Title: The Siege of Macindaw
Author: John Flanagan
Series: The Ranger’s Apprentice #6
Rating Out of 5: 4.5 (Amazing, but not quite perfect)
My Bookshelves: Australian authors, Easy reading, Medieval fantasy
Publisher: Random House Australia
5th sentence, 74th page: ‘There was some mention of food?’ he reminded them.
In this desolate northern fief, where can Will find the fighting men he needs to overcome the traitorous Sir Keren and his band of criminals? Across the border, the fierce Scotti tribesmen are waiting for the signal that Castle Macindaw is in friendly hands, and the way is clear to mount a full-scale attack.
Time is running out. Will’s courage and ingenuity – and the arrival of an old friend – may be the only things that stand in their way.
Will is determined to rescue Alyss – even if it means laying siege to an enemy castle!
The depth of Will’s care for his loved ones becomes blatantly obvious in The Siege of Macindaw. The lengths to which he is willing to go to rescue Alyss are remarkable, and the depth of his conviction throughout this story is incredibly endearing. It is also a great hallmark of the man that Flanagan was able to effortlessly create out of the boy who started out confused and scared in The Ruins of Gorlan.
Keren’s ability to quickly hold sway over Alyss’ mind and attention was a new technique in this medieval world that doesn’t quite employ magic, but rather a medieval approach to life. Malcolm’s eventual explanation of this seemingly mystical control fit perfectly into the ideal of mind over matter, and the power of persuasion. Alyss’ strength and ability to fight such control is admirable and shows that it’s not only men who can be powerful and strong, but women too. The ability of Alyss, Will and Horace to all use their individual talents to triumph and maintain their integrity in such a difficult situation.
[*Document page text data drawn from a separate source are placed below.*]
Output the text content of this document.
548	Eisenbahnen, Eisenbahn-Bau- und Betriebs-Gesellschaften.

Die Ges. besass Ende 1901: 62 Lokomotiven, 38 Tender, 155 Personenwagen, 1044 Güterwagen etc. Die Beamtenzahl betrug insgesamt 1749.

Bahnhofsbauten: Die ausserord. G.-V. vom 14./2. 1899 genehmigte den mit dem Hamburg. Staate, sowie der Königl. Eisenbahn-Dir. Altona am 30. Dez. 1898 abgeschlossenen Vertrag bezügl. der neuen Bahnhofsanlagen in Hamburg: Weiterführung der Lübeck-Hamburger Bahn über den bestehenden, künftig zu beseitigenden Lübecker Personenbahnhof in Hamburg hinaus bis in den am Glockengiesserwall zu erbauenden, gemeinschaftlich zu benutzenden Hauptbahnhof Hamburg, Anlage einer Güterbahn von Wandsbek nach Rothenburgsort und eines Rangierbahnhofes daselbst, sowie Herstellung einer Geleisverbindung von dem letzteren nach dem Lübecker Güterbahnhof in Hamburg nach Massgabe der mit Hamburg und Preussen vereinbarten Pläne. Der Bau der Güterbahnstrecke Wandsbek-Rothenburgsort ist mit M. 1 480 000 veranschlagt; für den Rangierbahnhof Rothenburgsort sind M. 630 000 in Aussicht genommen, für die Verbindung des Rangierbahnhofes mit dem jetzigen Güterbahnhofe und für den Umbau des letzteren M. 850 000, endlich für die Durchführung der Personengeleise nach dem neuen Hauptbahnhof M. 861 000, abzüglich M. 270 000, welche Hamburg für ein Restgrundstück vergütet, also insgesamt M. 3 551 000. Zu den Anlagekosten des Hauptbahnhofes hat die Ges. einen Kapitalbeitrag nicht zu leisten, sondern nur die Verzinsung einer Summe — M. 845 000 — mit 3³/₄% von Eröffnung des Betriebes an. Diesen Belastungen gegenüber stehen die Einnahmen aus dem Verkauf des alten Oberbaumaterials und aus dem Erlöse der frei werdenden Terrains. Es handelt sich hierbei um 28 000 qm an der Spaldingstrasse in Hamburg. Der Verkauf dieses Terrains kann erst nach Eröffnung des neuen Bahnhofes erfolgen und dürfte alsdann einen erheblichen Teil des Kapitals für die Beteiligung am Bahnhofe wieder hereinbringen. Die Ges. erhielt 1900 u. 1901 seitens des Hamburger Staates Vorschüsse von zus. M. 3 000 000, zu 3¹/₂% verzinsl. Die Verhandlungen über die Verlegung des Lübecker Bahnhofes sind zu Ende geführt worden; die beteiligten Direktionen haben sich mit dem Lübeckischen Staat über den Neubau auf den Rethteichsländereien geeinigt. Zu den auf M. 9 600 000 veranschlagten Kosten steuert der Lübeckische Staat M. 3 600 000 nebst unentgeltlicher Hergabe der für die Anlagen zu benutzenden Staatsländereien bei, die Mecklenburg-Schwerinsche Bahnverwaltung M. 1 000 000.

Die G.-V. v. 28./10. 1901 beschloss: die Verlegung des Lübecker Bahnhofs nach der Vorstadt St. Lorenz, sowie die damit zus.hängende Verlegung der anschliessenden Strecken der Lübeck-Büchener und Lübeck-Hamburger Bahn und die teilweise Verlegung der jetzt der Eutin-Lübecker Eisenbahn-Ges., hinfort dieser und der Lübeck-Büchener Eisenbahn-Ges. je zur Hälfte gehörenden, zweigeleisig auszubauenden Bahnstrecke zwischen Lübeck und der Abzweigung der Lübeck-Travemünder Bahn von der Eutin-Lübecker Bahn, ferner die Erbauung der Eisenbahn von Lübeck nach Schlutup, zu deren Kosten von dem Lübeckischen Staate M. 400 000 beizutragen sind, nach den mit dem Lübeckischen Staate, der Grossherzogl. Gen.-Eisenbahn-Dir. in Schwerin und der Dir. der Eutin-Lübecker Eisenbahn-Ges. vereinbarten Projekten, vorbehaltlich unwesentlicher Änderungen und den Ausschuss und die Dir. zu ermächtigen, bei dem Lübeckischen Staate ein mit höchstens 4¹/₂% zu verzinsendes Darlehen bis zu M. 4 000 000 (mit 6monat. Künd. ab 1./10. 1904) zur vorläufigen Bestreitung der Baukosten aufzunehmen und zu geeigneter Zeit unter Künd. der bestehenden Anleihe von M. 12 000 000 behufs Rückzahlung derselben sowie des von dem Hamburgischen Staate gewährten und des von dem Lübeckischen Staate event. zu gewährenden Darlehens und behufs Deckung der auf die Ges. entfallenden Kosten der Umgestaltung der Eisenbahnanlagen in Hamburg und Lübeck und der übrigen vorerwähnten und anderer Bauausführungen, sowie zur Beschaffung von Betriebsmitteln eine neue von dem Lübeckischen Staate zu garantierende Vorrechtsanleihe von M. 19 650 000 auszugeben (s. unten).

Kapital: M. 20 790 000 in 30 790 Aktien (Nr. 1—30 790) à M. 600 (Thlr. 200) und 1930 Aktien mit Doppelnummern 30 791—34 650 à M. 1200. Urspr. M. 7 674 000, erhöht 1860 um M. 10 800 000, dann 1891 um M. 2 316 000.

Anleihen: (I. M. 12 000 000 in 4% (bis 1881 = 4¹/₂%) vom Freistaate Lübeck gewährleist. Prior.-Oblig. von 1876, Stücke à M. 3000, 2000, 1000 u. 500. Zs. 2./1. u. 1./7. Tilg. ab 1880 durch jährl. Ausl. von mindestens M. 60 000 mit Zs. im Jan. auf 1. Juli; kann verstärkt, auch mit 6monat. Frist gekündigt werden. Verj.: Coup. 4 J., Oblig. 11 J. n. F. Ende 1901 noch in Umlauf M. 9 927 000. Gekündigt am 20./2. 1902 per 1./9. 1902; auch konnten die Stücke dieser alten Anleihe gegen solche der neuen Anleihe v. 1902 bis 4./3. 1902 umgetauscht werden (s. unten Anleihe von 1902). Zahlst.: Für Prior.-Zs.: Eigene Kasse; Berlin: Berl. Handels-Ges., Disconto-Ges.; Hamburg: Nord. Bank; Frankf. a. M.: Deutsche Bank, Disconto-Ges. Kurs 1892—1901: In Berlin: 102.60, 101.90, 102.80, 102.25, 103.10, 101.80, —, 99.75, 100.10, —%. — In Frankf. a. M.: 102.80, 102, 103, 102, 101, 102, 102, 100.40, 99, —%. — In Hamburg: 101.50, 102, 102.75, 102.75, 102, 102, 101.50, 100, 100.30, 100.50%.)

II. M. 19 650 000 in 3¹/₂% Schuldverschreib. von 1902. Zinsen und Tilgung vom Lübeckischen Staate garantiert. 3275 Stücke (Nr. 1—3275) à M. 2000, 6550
Although this is a great fantasy series, I love the fact that Flanagan creates scenarios which feel completely plausible. Need to overtake a castle? Don’t have enough men to do it? Will is able to figure out a way that is believable – it is not so fantastical that it is painful to try to imagine. There is something so special about being able to imagine the characters acting in flawed and plausible ways – not just suddenly having the answer to all of their problems, but having to fight for it and struggle until they are able to triumph over their adversaries.